Other colleges, including Princeton, Kent State, and Harvard, have seen affinity groups for kink and BDSM form, educating students on the importance of consent in experiences that can sometimes be painful on purpose.
Amoa-Awuah, who started at the University of Arizona this spring, is working to expand her institution’s consent-education efforts to reach more parts of campus.
“My hope is that we can do some collaborations to really reach some of the most targeted folks for interpersonal violence on campuses,” Amoa-Awuah said.
Consent-education efforts have traditionally centered white, cisgender, and heterosexual women, she said. But transgender women and women of color are at a greater risk of sexual violence, according to the National Crime Victimization Survey and the National Intimate Partner and Sexual Violence Survey. Amoa-Awuah is trying to create “entry points” that are culturally and physically accessible. She plans to incorporate games into the curriculum to create levity around the topic of sex.

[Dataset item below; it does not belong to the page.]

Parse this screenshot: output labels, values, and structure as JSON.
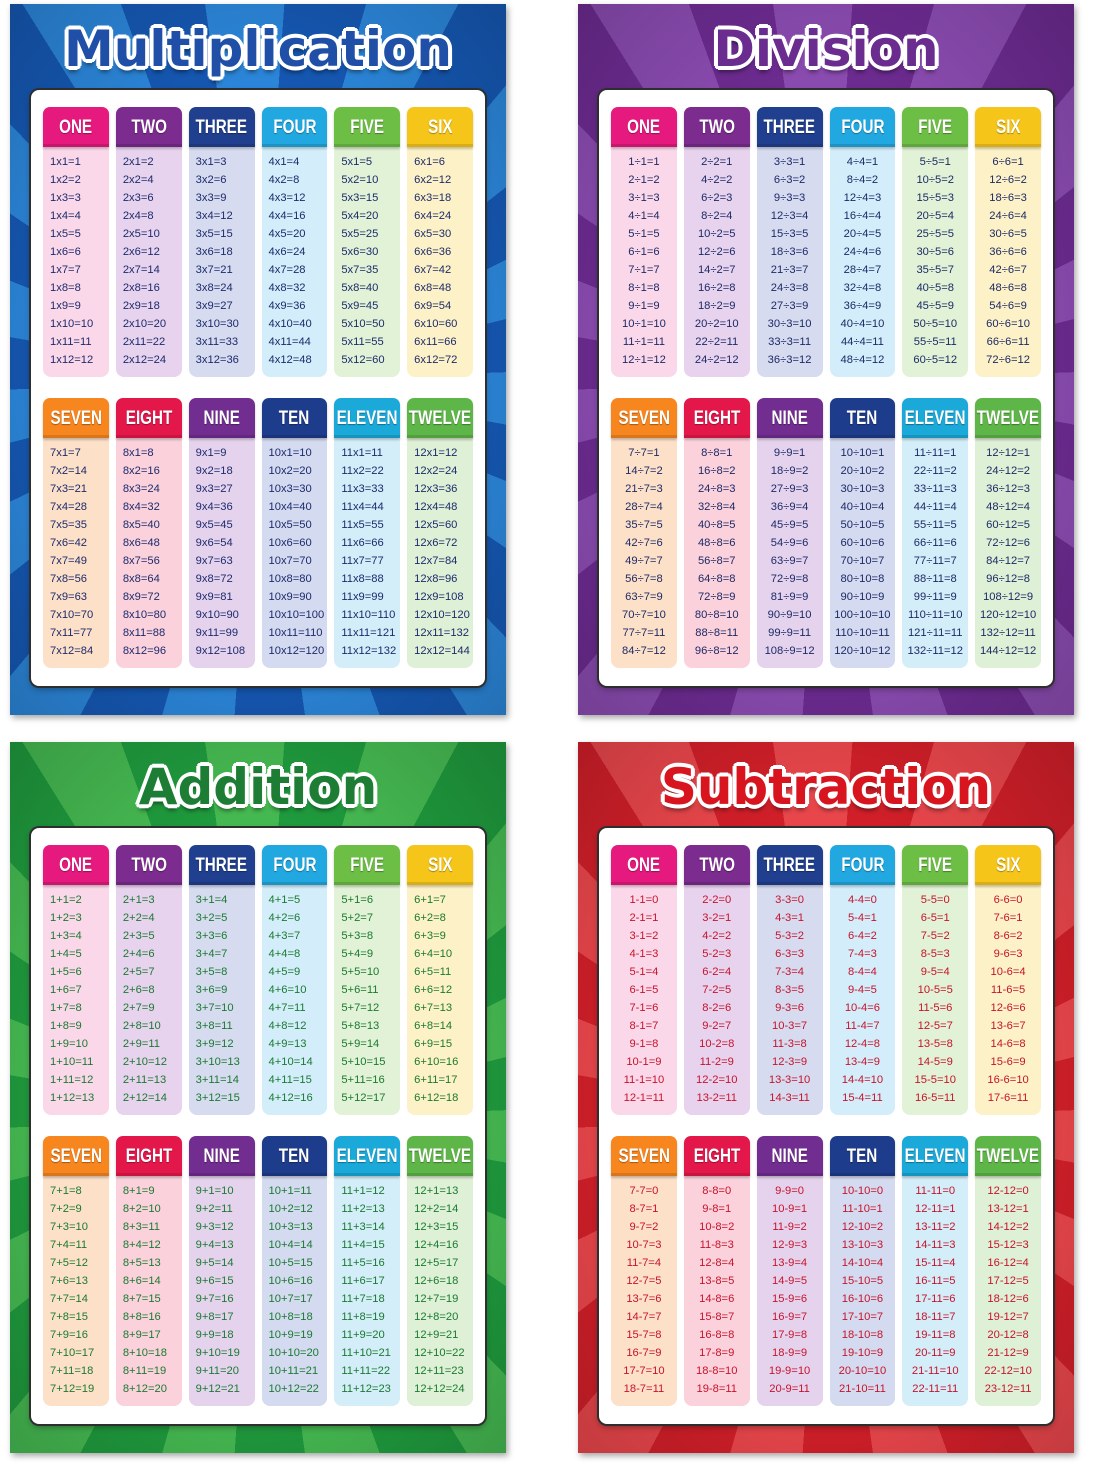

And while discussing consent in rough sexual experiences is important, she said, some students might not yet be ready for those conversations. For some, “holding hands feels like high stakes to ask,” she said.
It’s about meeting students where they are — sometimes literally. At her previous institution, Colorado State University, Amoa-Awuah hosted a healthy relationships event in the lobby of a dorm. Most of the people who stopped by were just trying to get to their room.
“We were quite literally right in front of people’s faces, so they couldn’t miss us,” Amoa-Awuah said. “And when they saw that other people were playing games and having fun, they were like, ‘Oh, what is this? I have to check this out.’”
But what works at Arizona or Colorado State might not work at a different institution, Amoa-Awuah said. She’s working to identify her campus’s needs in order to create consent-education measures that “make sense.”
“If you can’t relate to a community, you’re going to lose trust and not be able to actually get stuff done,” she said. “They won’t think you have the knowledge. They won’t think you have the skills. They won’t think you even really understand them as people.”